Regisseur Nicolas Pesce war 2016 mit The Eyes of My Mother auf der Bildfläche erschienen, einem schwarz-weißen Horror-Kunstwerk mit surrealer Bildsprache im Stile eines frühen David Lynch und selbst for Gorehounds schwer erträglichen Szenen. Nun knöpft er sich eine Vorlage von Ryû Murakami vor – jenem Autor, der auch schon Miikes Audition verantworte und den von ihm verfassten Tokyo Dekadenz gleich selbst verfilmte.

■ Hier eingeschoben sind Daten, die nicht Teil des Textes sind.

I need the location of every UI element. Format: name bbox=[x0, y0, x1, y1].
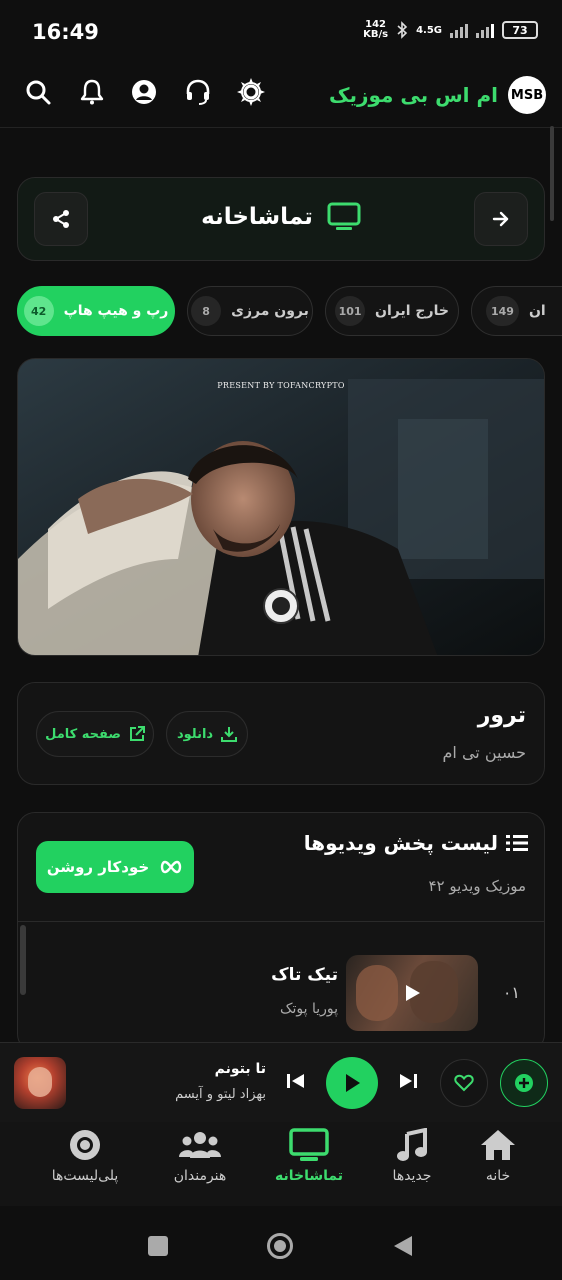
row-number: ۰۱ bbox=[502, 983, 520, 1002]
brand-name: ام اس بی موزیک bbox=[328, 83, 498, 107]
sun-icon[interactable] bbox=[236, 77, 266, 107]
home-button[interactable] bbox=[267, 1233, 293, 1259]
chip-rap-hiphop[interactable]: رپ و هیپ هاپ 42 bbox=[17, 286, 175, 336]
tv-icon bbox=[289, 1128, 329, 1161]
page-scrollbar[interactable] bbox=[550, 126, 554, 221]
mini-player-artist: بهزاد لیتو و آیسم bbox=[175, 1087, 266, 1102]
video-caption: PRESENT BY TOFANCRYPTO bbox=[217, 381, 345, 390]
track-title: ترور bbox=[477, 703, 526, 728]
status-icons: 142 KB/s 4.5G 73 bbox=[363, 20, 538, 40]
app-header: MSB ام اس بی موزیک bbox=[0, 68, 562, 128]
heart-icon bbox=[454, 1074, 474, 1092]
video-player[interactable]: PRESENT BY TOFANCRYPTO bbox=[17, 358, 545, 656]
status-time: 16:49 bbox=[32, 20, 99, 44]
plus-circle-icon bbox=[515, 1074, 533, 1092]
headset-icon[interactable] bbox=[184, 78, 212, 106]
nav-item-home[interactable]: خانه bbox=[448, 1128, 548, 1200]
nav-item-artists[interactable]: هنرمندان bbox=[150, 1128, 250, 1200]
play-icon bbox=[406, 985, 420, 1001]
download-button[interactable]: دانلود bbox=[166, 711, 248, 757]
nav-item-playlists[interactable]: پلی‌لیست‌ها bbox=[35, 1128, 135, 1200]
music-note-icon bbox=[397, 1128, 427, 1161]
disc-icon bbox=[70, 1130, 100, 1160]
page-title: تماشاخانه bbox=[201, 204, 313, 230]
nav-item-theater[interactable]: تماشاخانه bbox=[259, 1128, 359, 1200]
track-artist[interactable]: حسین تی ام bbox=[443, 743, 526, 762]
playlist-scrollbar[interactable] bbox=[20, 925, 26, 995]
list-icon bbox=[506, 835, 528, 851]
network-type: 4.5G bbox=[416, 24, 442, 36]
next-icon[interactable] bbox=[396, 1069, 420, 1093]
bottom-nav: خانه جدیدها تماشاخانه هنرمندان پلی‌لیست‌… bbox=[0, 1122, 562, 1206]
track-info-card: ترور حسین تی ام دانلود صفحه کامل bbox=[17, 682, 545, 785]
bluetooth-icon bbox=[397, 21, 408, 39]
mini-player-artwork[interactable] bbox=[14, 1057, 66, 1109]
full-page-button[interactable]: صفحه کامل bbox=[36, 711, 154, 757]
infinity-icon bbox=[160, 860, 182, 874]
row-thumbnail bbox=[346, 955, 478, 1031]
brand-logo: MSB bbox=[508, 76, 546, 114]
play-icon bbox=[346, 1074, 360, 1092]
watermark-logo-icon bbox=[263, 588, 299, 624]
users-icon bbox=[179, 1132, 221, 1158]
playlist-card: لیست پخش ویدیوها ۴۲ موزیک ویدیو خودکار ر… bbox=[17, 812, 545, 1052]
add-to-playlist-button[interactable] bbox=[500, 1059, 548, 1107]
autoplay-button[interactable]: خودکار روشن bbox=[36, 841, 194, 893]
status-bar: 16:49 142 KB/s 4.5G 73 bbox=[0, 0, 562, 66]
mini-player-title: تا بتونم bbox=[214, 1061, 266, 1077]
back-nav-icon[interactable] bbox=[392, 1234, 414, 1258]
play-button[interactable] bbox=[326, 1057, 378, 1109]
chip-kharej-iran[interactable]: خارج ایران 101 bbox=[325, 286, 459, 336]
playlist-divider bbox=[18, 921, 544, 922]
bell-icon[interactable] bbox=[78, 78, 106, 106]
battery-icon: 73 bbox=[502, 21, 538, 39]
previous-icon[interactable] bbox=[284, 1069, 308, 1093]
row-title: تیک تاک bbox=[271, 965, 338, 985]
home-icon bbox=[481, 1130, 515, 1160]
nav-item-new[interactable]: جدیدها bbox=[362, 1128, 462, 1200]
tv-icon bbox=[327, 202, 361, 230]
download-icon bbox=[221, 727, 238, 742]
brand[interactable]: MSB ام اس بی موزیک bbox=[329, 76, 546, 114]
back-button[interactable] bbox=[474, 192, 528, 246]
user-icon[interactable] bbox=[130, 78, 158, 106]
playlist-subtitle: ۴۲ موزیک ویدیو bbox=[428, 877, 526, 895]
category-chips: رپ و هیپ هاپ 42 برون مرزی 8 خارج ایران 1… bbox=[0, 286, 562, 338]
page-title-card: تماشاخانه bbox=[17, 177, 545, 261]
page-title-wrap: تماشاخانه bbox=[18, 202, 544, 232]
playlist-title: لیست پخش ویدیوها bbox=[304, 831, 528, 855]
chip-iran[interactable]: ان 149 bbox=[471, 286, 562, 336]
search-icon[interactable] bbox=[24, 78, 52, 106]
mini-player: تا بتونم بهزاد لیتو و آیسم bbox=[0, 1042, 562, 1122]
net-speed: 142 KB/s bbox=[363, 19, 389, 40]
recents-button[interactable] bbox=[148, 1236, 168, 1256]
like-button[interactable] bbox=[440, 1059, 488, 1107]
system-nav bbox=[0, 1206, 562, 1280]
external-link-icon bbox=[129, 726, 145, 741]
arrow-right-icon bbox=[492, 211, 509, 227]
signal-icon bbox=[450, 22, 468, 38]
signal-2-icon bbox=[476, 22, 494, 38]
chip-beroon-marzi[interactable]: برون مرزی 8 bbox=[187, 286, 313, 336]
row-artist: پوریا پوتک bbox=[279, 1001, 338, 1017]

Schon die Titelmelodie Too Risky a Day for a Regatta nutzt Pesce für filmhistorisches Zitatraten und entnimmt sie einem italienischen Trashfilm aus dem Jahre 1977. Aber auch ohne diese musikalischen Querverweise standen Subgenres wie der Giallo oder das US-Grindhouse-Kino Pate für Piercing. Split-Screens, Großaufnahmen von gelben Telefonen, Vogelperspektiven auf künstliche Kulissen – Pesces Film ist voll von Stilmitteln der diversen Subgenres des Horrorfilms. Allerdings übt er sich schon mal etwas im Mainstream. Denn gegenüber seinem Erstling ist Piercing geradezu massentauglich. Und da der Regisseur gerade das Reboot von The Grudge inszeniert hat, ist er vollends im kommerziellen Kino angekommen.
Nichtsdestotrotz sind SM-Thematik, visueller Stil, Score und Gewaltdarstellung hier nichts für den regulären Blockbuster-Fan – obwohl mit Mia Wasikowska (Alice im Wunderland) und Christopher Abbott (Aufbruch zum Mond) zwei Darsteller aus der A-Riege für die beiden Hauptfiguren gewonnen werden konnten.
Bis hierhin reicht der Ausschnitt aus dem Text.